Outside pressure seems an obvious solution. Yet Western governments resist intervening in behalf of embattled Christians lest that mark them as sectarian “Christian powers” or cast doubt on their status as purveyors of universal values and human rights. There is no such reluctance on the other side. The Organization of Islamic Cooperation has treaties with the European Union about protecting specifically Muslim rights in Europe. In practice, however, the Europeans shy away from protecting Christians even on “universal” human-rights grounds. They want untroubled relationships with Arab governments on strategic and business grounds. They prefer a quiet life. And even if they were minded to intervene, they apparently haven’t found the right language to justify this particular “responsibility to protect.”
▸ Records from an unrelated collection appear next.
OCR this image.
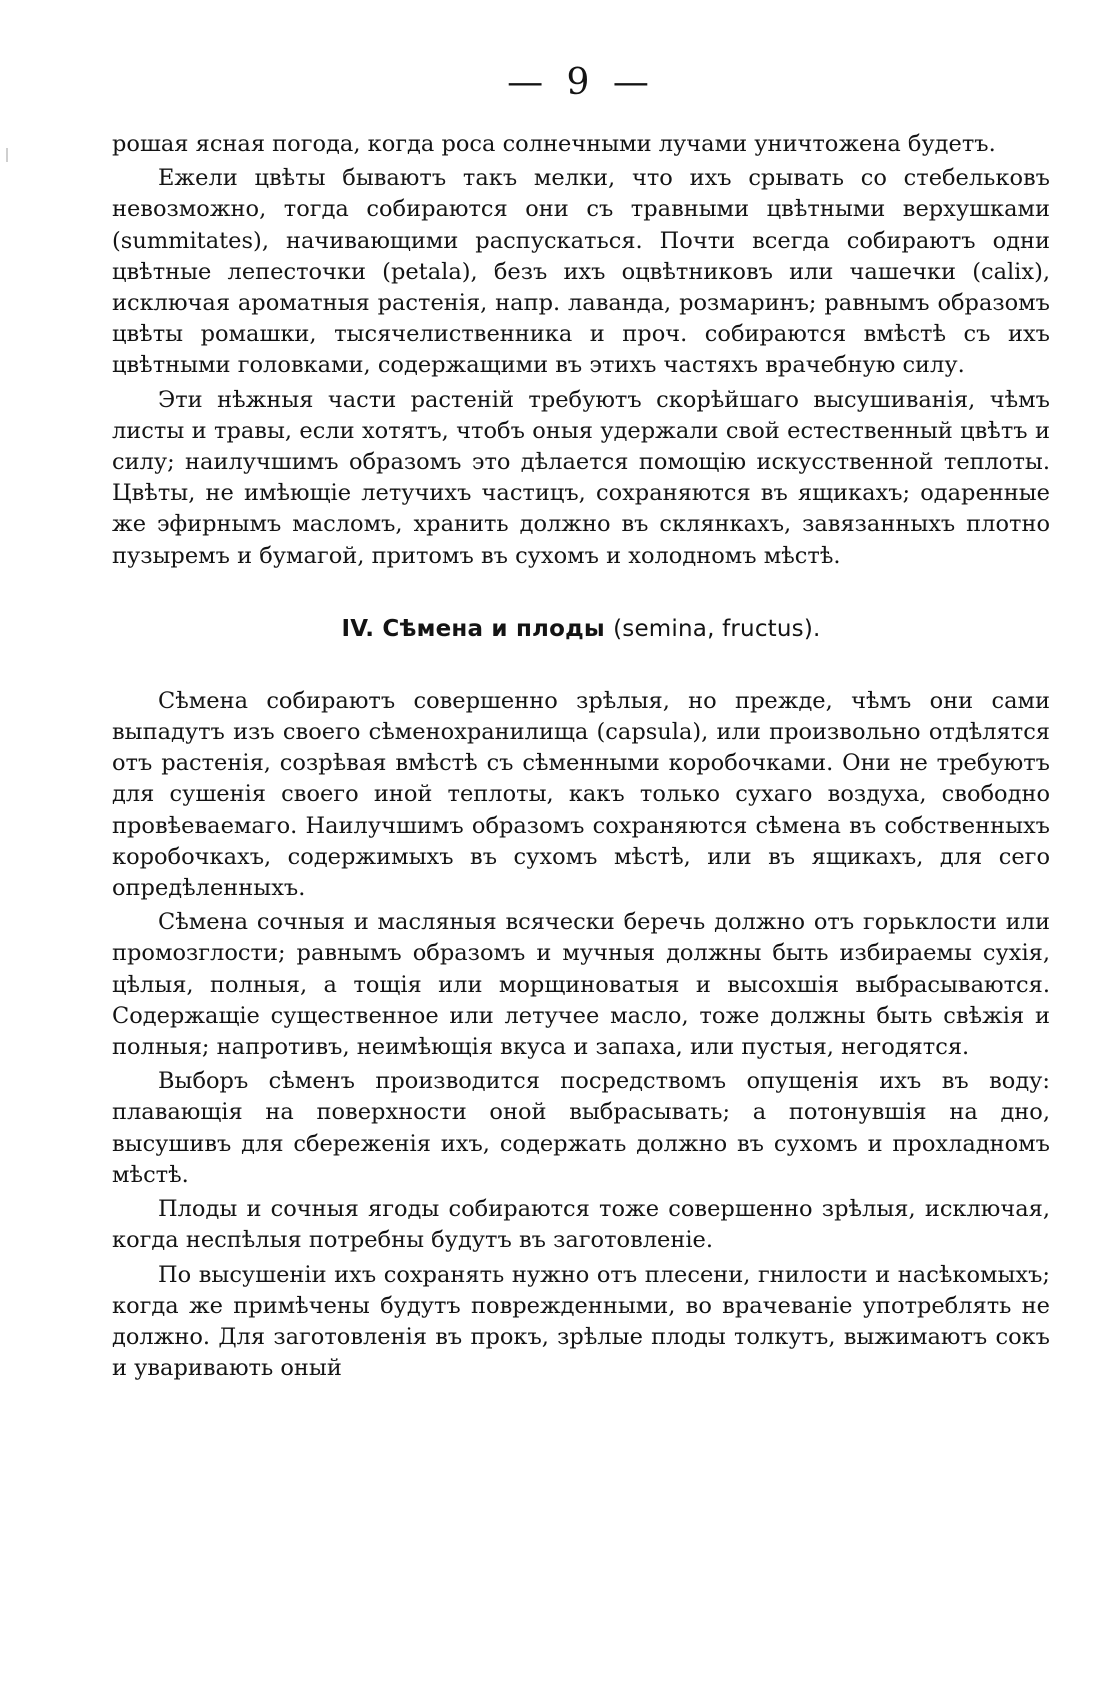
— 9 —

рошая ясная погода, когда роса солнечными лучами уничтожена будетъ.

Ежели цвѣты бываютъ такъ мелки, что ихъ срывать со стебельковъ невозможно, тогда собираются они съ травными цвѣтными верхушками (summitates), начивающими распускаться. Почти всегда собираютъ одни цвѣтные лепесточки (petala), безъ ихъ оцвѣтниковъ или чашечки (calix), исключая ароматныя растенія, напр. лаванда, розмаринъ; равнымъ образомъ цвѣты ромашки, тысячелиственника и проч. собираются вмѣстѣ съ ихъ цвѣтными головками, содержащими въ этихъ частяхъ врачебную силу.

Эти нѣжныя части растеній требуютъ скорѣйшаго высушиванія, чѣмъ листы и травы, если хотятъ, чтобъ оныя удержали свой естественный цвѣтъ и силу; наилучшимъ образомъ это дѣлается помощію искусственной теплоты. Цвѣты, не имѣющіе летучихъ частицъ, сохраняются въ ящикахъ; одаренные же эфирнымъ масломъ, хранить должно въ склянкахъ, завязанныхъ плотно пузыремъ и бумагой, притомъ въ сухомъ и холодномъ мѣстѣ.

IV. Сѣмена и плоды (semina, fructus).

Сѣмена собираютъ совершенно зрѣлыя, но прежде, чѣмъ они сами выпадутъ изъ своего сѣменохранилища (capsula), или произвольно отдѣлятся отъ растенія, созрѣвая вмѣстѣ съ сѣменными коробочками. Они не требуютъ для сушенія своего иной теплоты, какъ только сухаго воздуха, свободно провѣеваемаго. Наилучшимъ образомъ сохраняются сѣмена въ собственныхъ коробочкахъ, содержимыхъ въ сухомъ мѣстѣ, или въ ящикахъ, для сего опредѣленныхъ.

Сѣмена сочныя и масляныя всячески беречь должно отъ горьклости или промозглости; равнымъ образомъ и мучныя должны быть избираемы сухія, цѣлыя, полныя, а тощія или морщиноватыя и высохшія выбрасываются. Содержащіе существенное или летучее масло, тоже должны быть свѣжія и полныя; напротивъ, неимѣющія вкуса и запаха, или пустыя, негодятся.

Выборъ сѣменъ производится посредствомъ опущенія ихъ въ воду: плавающія на поверхности оной выбрасывать; а потонувшія на дно, высушивъ для сбереженія ихъ, содержать должно въ сухомъ и прохладномъ мѣстѣ.

Плоды и сочныя ягоды собираются тоже совершенно зрѣлыя, исключая, когда неспѣлыя потребны будутъ въ заготовленіе.

По высушеніи ихъ сохранять нужно отъ плесени, гнилости и насѣкомыхъ; когда же примѣчены будутъ поврежденными, во врачеваніе употреблять не должно. Для заготовленія въ прокъ, зрѣлые плоды толкутъ, выжимаютъ сокъ и уваривають оный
What they mainly need is a spine. But guile, diplomacy, and language are important too. Moss would like to avoid the language of “persecution,” since it raises an obstacle to negotiation and compromise with the alleged persecutor; Harris wants the West to take a clear and robust stand in defense of the persecuted. These two positions do not exactly contradict each other, but there is certainly a tension between them. Maybe the U.S. has found a (partial) answer in the International Religious Freedom Act, which employs the universal language of rights, focuses it on violations of religious freedom, and establishes a commission independent of the State Department to keep America aware of them. That commission has been relatively dormant in recent years. But with the recent addition of such commissioners as Katrina Lantos Swett and Princeton’s Robbie George, it is starting to look and act like a formidable ally for all those, including Christians, who are suffering for their faith. We shall see.

In the meantime, whatever the reason (and whatever the language we use), there is something very disturbing in the thought that compared with earlier times, our present age is the Age of Christian Persecution.

— John O’Sullivan is editor-at-large of National Review.